Wie Impfen alle Kinder schützt

Die Stiftung Kindergesundheit informiert über Impferfolge und Herdenimmunität

Herzverpflanzung, Penicillin oder Kernspintomographie in allen Ehren. Doch auch die spektakulärsten Erfolge der Medizin werden von einer völlig unspektakulären Maßnahme in den Schatten gestellt, die sich tagtäglich in den Praxen von Kinder- und Jugendärzten ereignet: Die Impfung von Babys, Kindern und Jugendlichen rettet das Leben von weltweit mehr als drei Millionen Menschen jährlich und schützt weitere Millionen vor Krankheit und lebenslanger Behinderung.

 

Doch gerade diese Erfolge von wirksamen Impfprogrammen haben dazu geführt, dass die meisten Bürger in Deutschland und Europa nie die verheerenden Folgen von Krankheiten erlebt haben, die durch Impfungen vermeidbar sind. Manche von ihnen stellen deshalb sogar die Notwendigkeit von Impfungen in Frage.

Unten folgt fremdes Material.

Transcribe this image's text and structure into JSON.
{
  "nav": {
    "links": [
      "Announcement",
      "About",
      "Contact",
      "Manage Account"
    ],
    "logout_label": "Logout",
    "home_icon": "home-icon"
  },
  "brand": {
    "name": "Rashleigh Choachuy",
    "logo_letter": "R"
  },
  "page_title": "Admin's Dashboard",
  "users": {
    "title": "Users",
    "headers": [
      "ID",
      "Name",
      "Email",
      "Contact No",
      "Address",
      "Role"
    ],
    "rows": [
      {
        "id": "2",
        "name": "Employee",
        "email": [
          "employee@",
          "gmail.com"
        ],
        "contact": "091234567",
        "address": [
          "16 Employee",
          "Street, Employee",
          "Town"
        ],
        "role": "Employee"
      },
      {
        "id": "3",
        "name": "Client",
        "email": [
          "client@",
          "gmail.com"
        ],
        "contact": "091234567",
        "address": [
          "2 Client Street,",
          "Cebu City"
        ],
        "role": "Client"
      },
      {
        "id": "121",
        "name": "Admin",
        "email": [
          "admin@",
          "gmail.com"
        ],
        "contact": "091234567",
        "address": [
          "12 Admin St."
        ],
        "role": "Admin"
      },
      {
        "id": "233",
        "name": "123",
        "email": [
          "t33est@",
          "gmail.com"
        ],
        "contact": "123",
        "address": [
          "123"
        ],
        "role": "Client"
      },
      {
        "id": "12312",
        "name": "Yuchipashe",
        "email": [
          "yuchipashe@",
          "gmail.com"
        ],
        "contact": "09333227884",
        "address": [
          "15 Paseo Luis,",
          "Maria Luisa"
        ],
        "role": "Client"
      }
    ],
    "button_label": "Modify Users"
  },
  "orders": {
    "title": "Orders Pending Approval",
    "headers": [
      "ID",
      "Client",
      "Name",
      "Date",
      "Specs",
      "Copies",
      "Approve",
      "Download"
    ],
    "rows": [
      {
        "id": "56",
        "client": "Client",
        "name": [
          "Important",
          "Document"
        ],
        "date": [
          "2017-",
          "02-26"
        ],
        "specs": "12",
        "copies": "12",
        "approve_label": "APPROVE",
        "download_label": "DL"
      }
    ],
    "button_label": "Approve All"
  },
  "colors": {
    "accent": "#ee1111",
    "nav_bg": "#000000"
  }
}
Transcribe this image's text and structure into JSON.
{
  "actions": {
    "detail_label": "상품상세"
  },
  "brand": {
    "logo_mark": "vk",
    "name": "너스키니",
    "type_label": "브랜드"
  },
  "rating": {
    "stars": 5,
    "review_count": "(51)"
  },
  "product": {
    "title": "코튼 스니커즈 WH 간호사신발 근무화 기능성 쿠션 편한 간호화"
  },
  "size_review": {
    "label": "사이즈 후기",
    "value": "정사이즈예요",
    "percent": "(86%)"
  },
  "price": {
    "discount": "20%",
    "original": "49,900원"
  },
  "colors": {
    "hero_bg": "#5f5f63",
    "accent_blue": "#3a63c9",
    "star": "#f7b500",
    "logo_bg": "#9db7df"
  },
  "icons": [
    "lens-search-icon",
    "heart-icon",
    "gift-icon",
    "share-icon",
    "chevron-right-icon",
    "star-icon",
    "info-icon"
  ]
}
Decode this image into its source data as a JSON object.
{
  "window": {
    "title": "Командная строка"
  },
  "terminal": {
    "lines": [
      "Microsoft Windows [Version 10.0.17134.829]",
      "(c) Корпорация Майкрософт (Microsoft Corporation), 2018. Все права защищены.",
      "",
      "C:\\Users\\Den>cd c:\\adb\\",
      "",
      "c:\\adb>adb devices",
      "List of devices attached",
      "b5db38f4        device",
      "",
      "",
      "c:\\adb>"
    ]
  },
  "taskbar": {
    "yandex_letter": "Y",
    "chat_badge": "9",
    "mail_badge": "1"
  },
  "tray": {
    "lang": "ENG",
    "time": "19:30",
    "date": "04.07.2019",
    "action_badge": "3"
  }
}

Aus diesem Grund hat die Stiftung Kindergesundheit Fakten und Informationen über einige der heute empfohlenen Impfungen in einer aktuellen Stellungnahme zusammengestellt.

 

"Keine andere Maßnahme der Medizin hat bisher mehr Leben gerettet als Impfungen", sagt Professor Dr. med. Johannes Liese, Infektionsspezialist der Universitätskinderklinik Würzburg,  Vorsitzender der Deutschen Gesellschaft für Pädiatrische Infektiologie (DGPI) und Kuratoriumsmitglied der Stiftung Kindergesundheit. Wie wirkungsvoll Impfungen die Gesundheit von Kindern und Erwachsenen schützen, lässt sich mit eindrucksvollen Zahlen illustrieren. Dazu einige Beispiele:

  • Früher starben jährlich weltweit fünf Millionen Menschen an Pocken. Dank einer konsequenten Impfpflicht in vielen Ländern konnte die Krankheit 1980 für ausgerottet erklärt werden. Heute sind die Pocken fast vergessen.
  • 1997 waren in der europäischen Region der WHO noch 215.767 Masernfälle gemeldet. Auf etwa  1000 Erkrankte kam jeweils ein Kind mit schwerer Gehirnentzündung oder ein Todesfall. Bis 2010 ging die Zahl der gemeldeten Fälle um über 96 Prozent auf 7.499 Fälle zurück – dank Impfungen. Wenn die Impfraten hoch genug sind, lassen sich auch die Masern komplett eliminieren.
  • Die Zahl der gemeldeten Röteln-Fälle verringerte sich zwischen 1999 und 2009 um 98,5 Prozent von 804.567 auf 11.623. Auch die gefürchtete vorgeburtliche Schädigung des Kindes im Mutterleib infolge einer Infektion der Schwangeren mit dem Rötelnvirus (Rötelnembryofetopathie) ist heute mit etwa einer gemeldeten Erkrankung/Jahr dank der Impfung extrem selten geworden.
  • Die WHO erklärte ihre europäische Region 2002 für frei von Kinderlähmung. Durch die globale Bekämpfung von Polio konnten bisher fünf Millionen Menschen davor bewahrt werden, an einer schweren Lähmung zu erkranken.  
  • Seit 2004 empfiehlt die Ständige Impfkommission (STIKO) beim Robert Koch-Institut die Impfung gegen Windpocken für alle Kinder im Alter von elf bis 14 Monaten, zunächst mit einer Impfung, seit 2009 mit zwei Impfungen im Abstand von mindestens vier Wochen. Ein Vergleich der Daten aus der Zeit vor der Impfempfehlung mit den Daten aus dem Jahr 2012 ergab einen Rückgang um 80 Prozent der Erkrankungen, Komplikationen und Krankenhausbehandlungen mit Windpocken. Der größte Rückgang war bei Kindern zwischen einem und vier Jahren zu verzeichnen. Das war die Zielgruppe für die Impfung und auch die Altersgruppe, die bis zur Impfempfehlung am stärksten von Windpockenerkrankungen betroffen war.

 

Schutz für Lunge und Mittelohr
Ein weiteres Beispiel für die Schutzwirkung von Impfungen bietet die 2006 von der STIKO erstmalig für alle Säuglinge empfohlene Pneumokokken-Impfung. Die Zahl der Lungenentzündungen reduzierte sich bis zum Jahr 2013 um 55,5 Prozent. Hochgerechnet erkrankten von 2007 bis 2014 über 800.000 weniger Kinder im Alter von 0 bis 10 Jahren an einer Lungenentzündung. Die Zahl der besonders gefährlichen so genannten invasiven Pneumokokken-Erkrankungen, z. B. Gehirnhautentzündung und Blutvergiftung ging um 81 Prozent zurück.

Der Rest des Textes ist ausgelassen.